Des ventes grimpant de près de 60 % par an

«Nous constatons une forte croissance de la demande», confirme Holger Eichele, secrétaire général de la vénérable fédération des brasseurs, le lobby du secteur. Dans l’usine de la brasserie BRLO, située dans un quartier excentré de la capitale allemande, à deux pas d’un garage de voitures de collection et d’une plage urbaine, on a misé très tôt sur ce segment prometteur. En 2017, les trois fondateurs de cette entreprise, qui s’enorgueillit d’une production 100 % berlinoise, ont lancé la bière Naked – littéralement «nu» en anglais.

Un pari gagnant, avec des ventes grimpant de près de 60 % par an. «Depuis le tout premier jour, cette bière a été appréciée par nos clients», explique ainsi Michael Lembke, l’un des dirigeants de la brasserie. Au milieu d’un enchevêtrement de tuyaux et de tapis roulants sur lesquels passent des milliers de bouteilles, une quinzaine d’ouvriers en bottes s’activent pour préparer les commandes. Car près de 160 hectolitres de bière Naked sont produits ici tous les mois.

J’aime le goût de la bière, mais je ne trouve pas raisonnable de la boire toujours avec de l’alcool

Comment expliquer cet engouement ? Lancée dans les années 1970, la bière sans alcool a initialement été pensée pour un marché de niche : les automobilistes, les femmes enceintes ou les anciens alcooliques. Mais ces dernières années, l’offre a été diversifiée et élargie. Le nombre de marques a doublé depuis 2010, atteignant plus de 700, selon la fédération des brasseurs. Une conséquence de l’amélioration des techniques de brassages et des arômes, permettant d’améliorer le goût du produit, longtemps un frein pour la massification du marché.

Chez BLRO, la bière est fabriquée grâce à une levure particulière, qui permet d’éviter la formation de l’alcool durant la fermentation, tout en gardant la saveur. L’attrait des bières sans alcool s’explique également par la conscience toujours plus grande des effets néfastes de l’alcool. «C’est une tendance évidente que nous remarquons. Il y a une conscience croissante des impératifs de santé dans la population», explique Holger Eichele, de la fédération des brasseurs.

«Un énorme potentiel»

«Parfois, vous voulez prendre un verre, mais vous ne voulez pas sentir les effets de l’alcool», estime Max Thomas, un Britannique de 44 ans habitant à Berlin, attablé avec un ami devant une chope. Même si le pays est l’un des plus gros consommateurs au monde (avec 10 litres d’alcool pur par habitant chaque année), la consommation chute inexorablement, particulièrement chez les jeunes générations.

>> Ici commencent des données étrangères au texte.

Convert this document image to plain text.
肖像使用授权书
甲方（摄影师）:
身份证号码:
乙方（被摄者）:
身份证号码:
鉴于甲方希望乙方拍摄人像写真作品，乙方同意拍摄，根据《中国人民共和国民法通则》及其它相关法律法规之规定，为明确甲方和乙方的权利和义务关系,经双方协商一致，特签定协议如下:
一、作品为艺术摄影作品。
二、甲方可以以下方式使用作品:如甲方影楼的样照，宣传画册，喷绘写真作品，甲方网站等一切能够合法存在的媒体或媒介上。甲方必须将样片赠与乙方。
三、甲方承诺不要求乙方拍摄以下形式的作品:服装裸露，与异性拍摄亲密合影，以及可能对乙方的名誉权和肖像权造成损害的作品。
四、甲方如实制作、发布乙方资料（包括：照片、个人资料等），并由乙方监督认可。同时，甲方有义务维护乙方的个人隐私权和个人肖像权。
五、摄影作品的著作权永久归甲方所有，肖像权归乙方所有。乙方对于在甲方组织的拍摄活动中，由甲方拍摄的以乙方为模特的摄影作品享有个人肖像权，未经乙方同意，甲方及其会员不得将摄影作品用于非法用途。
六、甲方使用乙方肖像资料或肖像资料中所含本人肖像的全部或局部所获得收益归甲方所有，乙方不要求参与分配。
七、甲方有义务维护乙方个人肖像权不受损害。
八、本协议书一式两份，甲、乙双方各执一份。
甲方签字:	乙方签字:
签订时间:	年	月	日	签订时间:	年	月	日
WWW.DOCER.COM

Ainsi, selon une toute récente étude du Centre fédéral pour l’information sur la santé, 8,7 % des 12-17 ans boivent de l’alcool au moins une fois par semaine. En 2011, ce chiffre était d’environ 14 % et en 1979 de 25 %. Pour la bière, la consommation par tête atteignait 87,2 litres par an en moyenne en 2022, contre près de 100 litres dix ans auparavant, en 2013, selon l’institut de statistique.

Le secteur parie sur la poursuite de la croissance du sans alcool, qui pourrait atteindre à terme pas moins de «20 % du marché», selon la fédération des brasseurs. «Cela ne remplacera pas totalement la bière classique, certes, mais cela a un énorme potentiel», résume Holger Eichele.